Albus was very lucky that most of the Slytherin students came from DarkTM families. Yep. Not a single good student or family among them. Sometimes he wondered why he didn't just abolish the House since so many evil students were sorted into it.

Well, there were the Greengrasses. The sisters were very smart, and Daphne Greengrass was an excellent student. She'd scored top of her class in the Self-Insert Characters elective, barely beating Susan Bones due to her How To Be An Ice Queen essays.

What was he talking about? Oh yeah, Shacklebolt. No, his skills were needed elsewhere.

Severus Snape? Dumbledore was saving him for the next book.

Dante Sparda?
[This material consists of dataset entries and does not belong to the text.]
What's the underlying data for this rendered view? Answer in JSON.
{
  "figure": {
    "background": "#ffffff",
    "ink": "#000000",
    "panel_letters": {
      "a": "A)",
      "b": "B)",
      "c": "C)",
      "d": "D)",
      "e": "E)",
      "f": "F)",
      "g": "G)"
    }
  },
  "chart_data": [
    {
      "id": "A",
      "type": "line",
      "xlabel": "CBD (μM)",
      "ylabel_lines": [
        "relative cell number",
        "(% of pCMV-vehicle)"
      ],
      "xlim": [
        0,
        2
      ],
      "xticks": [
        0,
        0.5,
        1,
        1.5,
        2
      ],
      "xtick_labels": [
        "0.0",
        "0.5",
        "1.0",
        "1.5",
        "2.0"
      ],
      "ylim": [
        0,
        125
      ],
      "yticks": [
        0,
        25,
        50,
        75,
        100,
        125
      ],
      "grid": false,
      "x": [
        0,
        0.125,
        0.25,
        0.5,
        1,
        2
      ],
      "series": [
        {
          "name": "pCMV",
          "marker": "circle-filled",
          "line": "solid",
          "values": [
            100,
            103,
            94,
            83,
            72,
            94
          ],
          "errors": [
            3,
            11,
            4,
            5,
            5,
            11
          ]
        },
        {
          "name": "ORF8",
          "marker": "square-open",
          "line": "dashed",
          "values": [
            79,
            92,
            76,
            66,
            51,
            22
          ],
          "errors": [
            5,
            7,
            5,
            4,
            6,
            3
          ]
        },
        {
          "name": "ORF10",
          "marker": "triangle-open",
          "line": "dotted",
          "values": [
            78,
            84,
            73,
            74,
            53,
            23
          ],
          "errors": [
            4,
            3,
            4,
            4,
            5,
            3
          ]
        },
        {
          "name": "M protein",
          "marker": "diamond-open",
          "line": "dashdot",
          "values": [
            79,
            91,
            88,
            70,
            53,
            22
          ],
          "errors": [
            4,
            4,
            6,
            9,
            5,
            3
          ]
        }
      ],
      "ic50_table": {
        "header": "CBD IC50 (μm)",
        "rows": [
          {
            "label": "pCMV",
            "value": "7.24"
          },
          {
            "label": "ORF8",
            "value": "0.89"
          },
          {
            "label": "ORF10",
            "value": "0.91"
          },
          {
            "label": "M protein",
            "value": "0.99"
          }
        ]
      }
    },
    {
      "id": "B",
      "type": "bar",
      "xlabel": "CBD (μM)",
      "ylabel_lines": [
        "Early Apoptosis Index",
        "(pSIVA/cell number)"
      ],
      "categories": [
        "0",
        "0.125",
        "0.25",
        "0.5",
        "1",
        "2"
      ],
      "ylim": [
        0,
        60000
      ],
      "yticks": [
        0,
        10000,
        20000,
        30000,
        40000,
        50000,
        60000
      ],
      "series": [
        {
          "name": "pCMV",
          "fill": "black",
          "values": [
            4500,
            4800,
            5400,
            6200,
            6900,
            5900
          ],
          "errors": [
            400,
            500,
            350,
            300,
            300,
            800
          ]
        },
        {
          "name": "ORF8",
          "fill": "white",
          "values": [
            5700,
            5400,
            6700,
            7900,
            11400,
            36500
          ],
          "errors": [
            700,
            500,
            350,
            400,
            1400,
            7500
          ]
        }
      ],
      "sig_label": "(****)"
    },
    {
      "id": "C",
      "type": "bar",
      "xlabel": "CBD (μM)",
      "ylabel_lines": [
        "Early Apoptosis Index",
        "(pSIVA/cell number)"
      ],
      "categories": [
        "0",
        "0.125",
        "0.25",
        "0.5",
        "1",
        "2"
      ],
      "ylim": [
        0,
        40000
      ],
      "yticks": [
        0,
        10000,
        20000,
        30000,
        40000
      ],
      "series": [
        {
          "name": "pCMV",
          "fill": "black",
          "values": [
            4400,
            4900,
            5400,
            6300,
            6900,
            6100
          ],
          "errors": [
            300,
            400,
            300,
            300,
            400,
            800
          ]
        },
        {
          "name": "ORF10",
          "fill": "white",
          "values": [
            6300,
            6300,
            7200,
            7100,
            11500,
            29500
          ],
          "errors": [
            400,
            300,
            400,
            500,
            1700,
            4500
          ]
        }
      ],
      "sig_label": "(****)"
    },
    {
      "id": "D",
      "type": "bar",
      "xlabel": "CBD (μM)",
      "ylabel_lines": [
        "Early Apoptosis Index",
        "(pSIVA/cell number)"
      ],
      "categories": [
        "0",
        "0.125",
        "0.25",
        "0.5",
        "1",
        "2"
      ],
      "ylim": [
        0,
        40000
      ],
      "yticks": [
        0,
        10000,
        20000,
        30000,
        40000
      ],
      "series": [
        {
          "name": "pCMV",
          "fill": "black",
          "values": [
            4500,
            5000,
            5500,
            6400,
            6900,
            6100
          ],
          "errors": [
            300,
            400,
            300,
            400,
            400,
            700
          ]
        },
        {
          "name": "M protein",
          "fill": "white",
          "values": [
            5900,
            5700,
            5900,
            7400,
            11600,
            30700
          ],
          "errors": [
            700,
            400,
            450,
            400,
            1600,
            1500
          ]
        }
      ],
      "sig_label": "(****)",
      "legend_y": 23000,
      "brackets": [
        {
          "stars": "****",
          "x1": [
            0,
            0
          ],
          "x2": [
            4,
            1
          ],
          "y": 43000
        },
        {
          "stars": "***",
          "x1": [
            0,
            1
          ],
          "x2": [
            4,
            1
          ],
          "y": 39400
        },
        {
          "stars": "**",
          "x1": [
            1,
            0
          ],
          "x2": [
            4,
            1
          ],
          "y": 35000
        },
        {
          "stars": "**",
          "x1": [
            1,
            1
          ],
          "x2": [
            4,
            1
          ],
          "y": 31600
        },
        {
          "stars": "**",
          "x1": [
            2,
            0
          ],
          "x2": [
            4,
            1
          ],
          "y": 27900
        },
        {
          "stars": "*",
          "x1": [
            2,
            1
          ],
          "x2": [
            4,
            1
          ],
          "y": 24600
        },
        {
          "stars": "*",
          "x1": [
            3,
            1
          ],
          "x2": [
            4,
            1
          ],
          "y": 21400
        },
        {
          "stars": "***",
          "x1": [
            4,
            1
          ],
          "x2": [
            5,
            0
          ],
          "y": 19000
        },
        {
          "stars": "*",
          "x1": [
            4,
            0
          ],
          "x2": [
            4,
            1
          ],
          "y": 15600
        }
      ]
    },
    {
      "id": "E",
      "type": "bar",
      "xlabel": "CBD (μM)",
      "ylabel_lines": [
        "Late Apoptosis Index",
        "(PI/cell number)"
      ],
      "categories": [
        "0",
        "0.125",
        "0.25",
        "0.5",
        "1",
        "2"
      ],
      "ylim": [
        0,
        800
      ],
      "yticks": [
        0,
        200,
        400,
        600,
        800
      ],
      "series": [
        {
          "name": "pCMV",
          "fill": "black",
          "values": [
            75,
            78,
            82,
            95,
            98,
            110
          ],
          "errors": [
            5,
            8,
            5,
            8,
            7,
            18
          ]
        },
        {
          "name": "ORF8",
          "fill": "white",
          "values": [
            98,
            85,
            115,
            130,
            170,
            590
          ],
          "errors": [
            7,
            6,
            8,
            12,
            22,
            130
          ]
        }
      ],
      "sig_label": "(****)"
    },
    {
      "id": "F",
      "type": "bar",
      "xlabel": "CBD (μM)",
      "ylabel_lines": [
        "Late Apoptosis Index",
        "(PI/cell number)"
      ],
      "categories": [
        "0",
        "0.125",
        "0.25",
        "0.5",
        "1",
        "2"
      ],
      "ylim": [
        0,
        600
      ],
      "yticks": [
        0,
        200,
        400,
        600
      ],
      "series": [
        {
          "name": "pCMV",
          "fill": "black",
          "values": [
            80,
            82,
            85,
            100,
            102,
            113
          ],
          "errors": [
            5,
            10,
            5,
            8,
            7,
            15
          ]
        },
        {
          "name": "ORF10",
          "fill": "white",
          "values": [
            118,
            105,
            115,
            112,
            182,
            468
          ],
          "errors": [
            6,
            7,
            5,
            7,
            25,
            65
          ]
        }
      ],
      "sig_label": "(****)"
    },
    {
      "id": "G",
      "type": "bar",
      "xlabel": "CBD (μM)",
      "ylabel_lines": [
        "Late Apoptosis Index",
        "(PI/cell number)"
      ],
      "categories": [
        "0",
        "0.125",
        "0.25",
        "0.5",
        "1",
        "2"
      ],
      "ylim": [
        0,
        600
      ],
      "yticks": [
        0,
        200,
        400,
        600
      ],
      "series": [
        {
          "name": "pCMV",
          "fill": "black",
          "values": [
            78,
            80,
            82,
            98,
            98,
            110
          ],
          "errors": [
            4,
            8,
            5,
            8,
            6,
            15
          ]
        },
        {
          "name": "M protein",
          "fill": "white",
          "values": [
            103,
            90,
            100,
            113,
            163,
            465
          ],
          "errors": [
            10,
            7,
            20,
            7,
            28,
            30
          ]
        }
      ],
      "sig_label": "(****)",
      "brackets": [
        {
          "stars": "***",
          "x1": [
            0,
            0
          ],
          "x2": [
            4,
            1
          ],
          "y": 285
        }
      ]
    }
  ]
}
Too crazy and too cool.

Itachi Uchiha? In another dimension participating in a convoluted plot involving his brother.

Lady Death? Sadly she was too edgy to teach a group of witches and wizards. Plus, her attractive body might distract Harry from young Virginia Molly Weasley. They were destined to be married one day, after all.

The Doctor? He'd been missing since 1989, and even Dumbledore had no clue of his whereabouts.

Ebony Dark'ness Dementia Raven Way? Hmmm….. absolutely not. Not even the Greater GoodTM could convince Dumbledore to hire that woman.

"So many choices. They could all go horribly wrong or horribly right," Dumbledore mused. "Ah well. I still have the next two months to find someone suited for the position. For now, I should visit with Sirius and see if he is finding his old home adequate."

But first, he thought, as he reached for a Mr. GreaterGoodbar out of his snack drawer.